Part 2

64 40 15
                                    

Levina membalikkan badannya dari samping menjadi terlentang, saat ia mencium aroma masakan yang menyengat. Masih memenjamkan matanya, ia mencoba untuk menggerakkan hidungnya dan mencium aroma itu. Secepat kilat ia menyebak selimut ke samping dan membukakan matanya.

Belum mencuci muka maupun menggosok gigi, Levina sudah keluar dari kamarnya dan melihat Larita sedang menyiapkan piring untuknya. Masakan sudah ada di depan matanya. Mata Levina bersinar, ia segera menuju meja makan dan duduk di sana.

"Woah, tante yang masak ini semua?" tanya Levina yang sudah memegang sendok dan garpu. Tampaknya siap melahap semua makanan di depannya.

Larita terkekeh melihat Levina yang tingkahnya seperti orang yang belum makan beberapa bulan.

"Iya, kebetulan mood Tante lagi bagus. Ayo makan yang banyak!" Larita mengambil sesendok potongan omelet yang sudah berisi daging kecil-kecil juga beberapa sayur di dalamnya dan memberikannya ke piring Levina.

"Kenapa, Tan?" Levina memasukkan seseondok omelet ke dalam mulutnya.

"Pekerjaan Tante sudah beres hari ini, hehe. Oh, ya! Nanti kamu siap-siap Pak Jordan bakal datang mau memberitahu soal wasiat ayahmu."

Levina menghentikan kunyahannya, "surat wasiat?" gumannya pelan.

Setelah selesai menghabiskan makanan di pagi hari Levina membantu mencuci piring. Sedangkan, Larita segera bersiap-siap menunggu Pak Jodan datang. Sudah lama sekali Levina tidak menikmati masakan Larita. Sejak kecil, ia memang menyukai masakan Larita yang jauh lebih enak dibanding masakah para pembantu di rumahnya. Ibunya dulu jarang masak tetapi sekali masak rasanya tak jauh berbeda dengan Larita.

Larita memang dikenal jago masak dibanding Larisa-ibu Levina. Tapi, karena kesibukannya membuat Larita menjadi tidak memiliki waktu untuk masak. Memasak sudah menjadi hobinya sejak kecil, ia suka bermain dengan bumbu-bumbu dapur tapi ia tidak mau menekuni bidang itu lebih jauh. Sebab, menurutnya menjadi seorang juru masak harus berdiri selama belasan jam. Ia tidak sanggup melakukannya. Baginya itu sangat melelahkan harus berada di dekat api begitu lamanya.

Levina pun bersiap-siap usai mencuci piring dan membersihkan meja makan. Sekitar 30 menit berlalu, bel pun berbunyi dan Larita menyambut Pak Jordan untuk masuk ke dalam apartemennya.

Tanpa banyak basa-basi, Pak Jordan segera menyampaikan surat wasiat setelah ia duduk di sofa yang ada di ruang tamu.

"... dan semua harta kekayaan atas nama Jacob Alpha Maghency saya berikan kepada putri saya Levina Tiara Maghency. Dia akan menjabat sebagai Directur perusahaan Anderson saat ia berusia 25 tahun. Itu saja, saya permisi. Terima kasih untuk waktunya."

Jordan menyimpan kembali wasiat itu dan meminum teh yang ada di meja.

"Ah! Baik, makasih Pak!" kata Larita dan memberikan salaman kepada Jorda, Levina turut berdiri dan memberi hormat kecil padanya.
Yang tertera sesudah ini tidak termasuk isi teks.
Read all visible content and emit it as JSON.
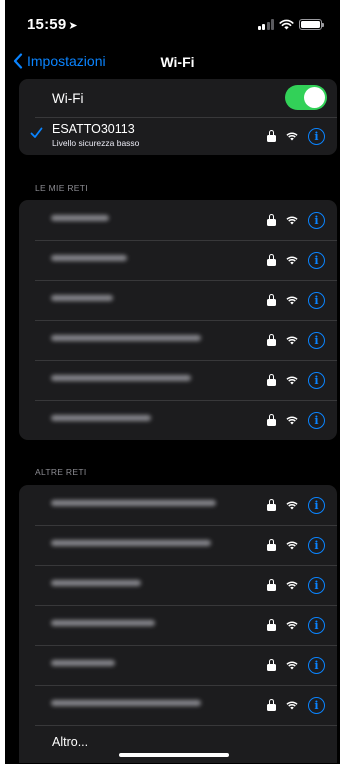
{
  "status_bar": {
    "time": "15:59",
    "location_glyph": "➤",
    "icons": [
      "signal-icon",
      "wifi-icon",
      "battery-icon"
    ]
  },
  "nav": {
    "back_label": "Impostazioni",
    "title": "Wi-Fi"
  },
  "wifi_toggle": {
    "label": "Wi-Fi",
    "on": true
  },
  "connected": {
    "name": "ESATTO30113",
    "subtitle": "Livello sicurezza basso"
  },
  "my_networks": {
    "header": "LE MIE RETI",
    "items": [
      "",
      "",
      "",
      "",
      "",
      ""
    ]
  },
  "other_networks": {
    "header": "ALTRE RETI",
    "items": [
      "",
      "",
      "",
      "",
      "",
      ""
    ],
    "other_label": "Altro..."
  },
  "colors": {
    "accent": "#0a84ff",
    "toggle_on": "#32d158",
    "cell": "#1c1c1e",
    "background": "#000000"
  }
}
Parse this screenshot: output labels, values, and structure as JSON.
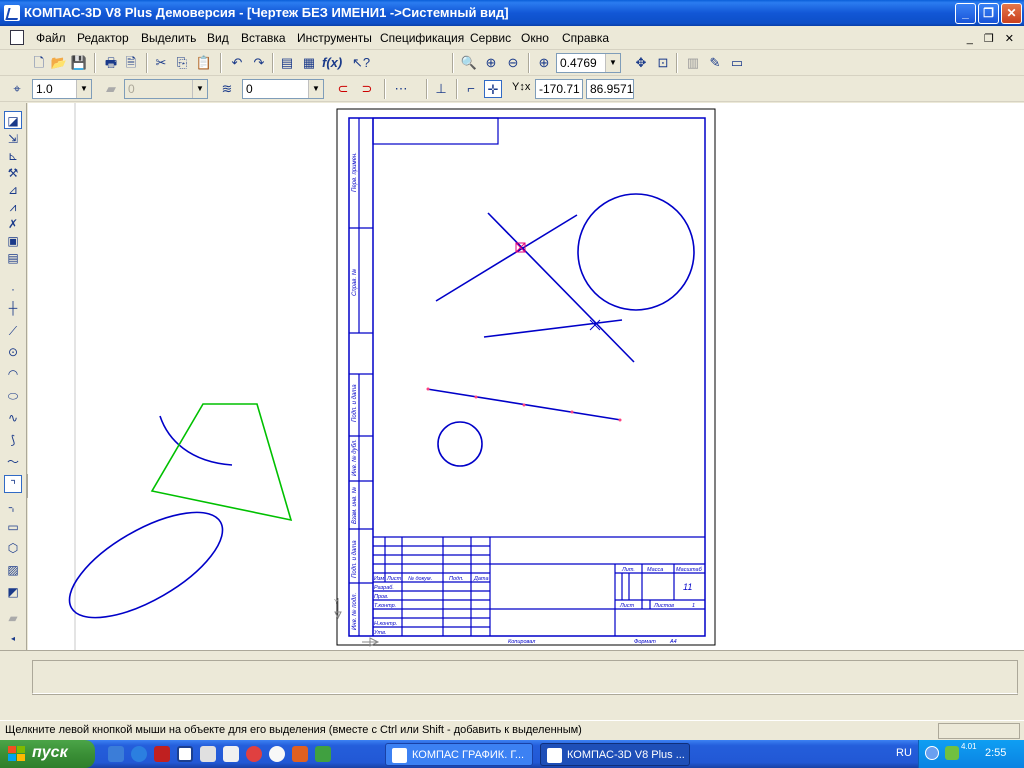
{
  "window": {
    "title": "КОМПАС-3D V8 Plus Демоверсия - [Чертеж БЕЗ ИМЕНИ1 ->Системный вид]",
    "controls": [
      "_",
      "❐",
      "✕"
    ]
  },
  "menu": {
    "items": [
      "Файл",
      "Редактор",
      "Выделить",
      "Вид",
      "Вставка",
      "Инструменты",
      "Спецификация",
      "Сервис",
      "Окно",
      "Справка"
    ],
    "mdi_controls": "_ ❐ ✕"
  },
  "toolbar1": {
    "zoom_value": "0.4769"
  },
  "toolbar2": {
    "step_value": "1.0",
    "layer_combo": "0",
    "style_combo": "0",
    "coord_label": "Y↕x",
    "coord_x": "-170.71",
    "coord_y": "86.9571"
  },
  "drawing": {
    "stamp_labels": {
      "vert": [
        "Перв. примен.",
        "Справ. №",
        "Подп. и дата",
        "Инв. № дубл.",
        "Взам. инв. №",
        "Подп. и дата",
        "Инв. № подл."
      ],
      "izm": "Изм.",
      "list": "Лист",
      "ndokum": "№ докум.",
      "podp": "Подп.",
      "data": "Дата",
      "razrab": "Разраб.",
      "prov": "Пров.",
      "tkontr": "Т.контр.",
      "nkontr": "Н.контр.",
      "utv": "Утв.",
      "lit": "Лит.",
      "massa": "Масса",
      "masshtab": "Масштаб",
      "scale_value": "11",
      "list2": "Лист",
      "listov": "Листов",
      "listov_value": "1",
      "kopiroval": "Копировал",
      "format": "Формат",
      "format_value": "А4"
    }
  },
  "status": {
    "text": "Щелкните левой кнопкой мыши на объекте для его выделения (вместе с Ctrl или Shift - добавить к выделенным)"
  },
  "taskbar": {
    "start_label": "пуск",
    "tasks": [
      "КОМПАС ГРАФИК. Г...",
      "КОМПАС-3D V8 Plus ..."
    ],
    "lang": "RU",
    "tray_value": "4.01",
    "clock": "2:55"
  },
  "colors": {
    "geometry_blue": "#0000c8",
    "spline_green": "#00c000",
    "point_red": "#ff4080"
  }
}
Lalu mengantar Jordan sampai di depan pintu.

"Tan, aku tidak yakin bisa menghandle perusahaan sebesar itu," kata Levina menundukkan kepalanya.

"Levi ... kamu tenang saja, kita bakal bimbing kamu, kok. Bukan Tante, tapi kamu akan tante sekolahkan di sebuah sekolah elit Anderson. Kamu tetap harus menamatkan SMA juga berkuliah nantinya. Bagaimana?"

"Sekolah? Bukannya di sana bakal ramai ya?"

"Kamu tenang saja, sekolah itu berasrama dan akses internet mereka terbatas. Mereka tidak dapat mengakses sesuatu di luar pelajaran mereka."

***

Sebuah mobil memasuki sebuah area sekolah yang terlihat sangat megah dan elegan. Terdapat sebuah air mancur di tengah halamannya. Mobil itu memutar melewati air mancur itu dengan mengikuti jalan yang terlihat berbelok mengikuti bentuk bundaran yang ada.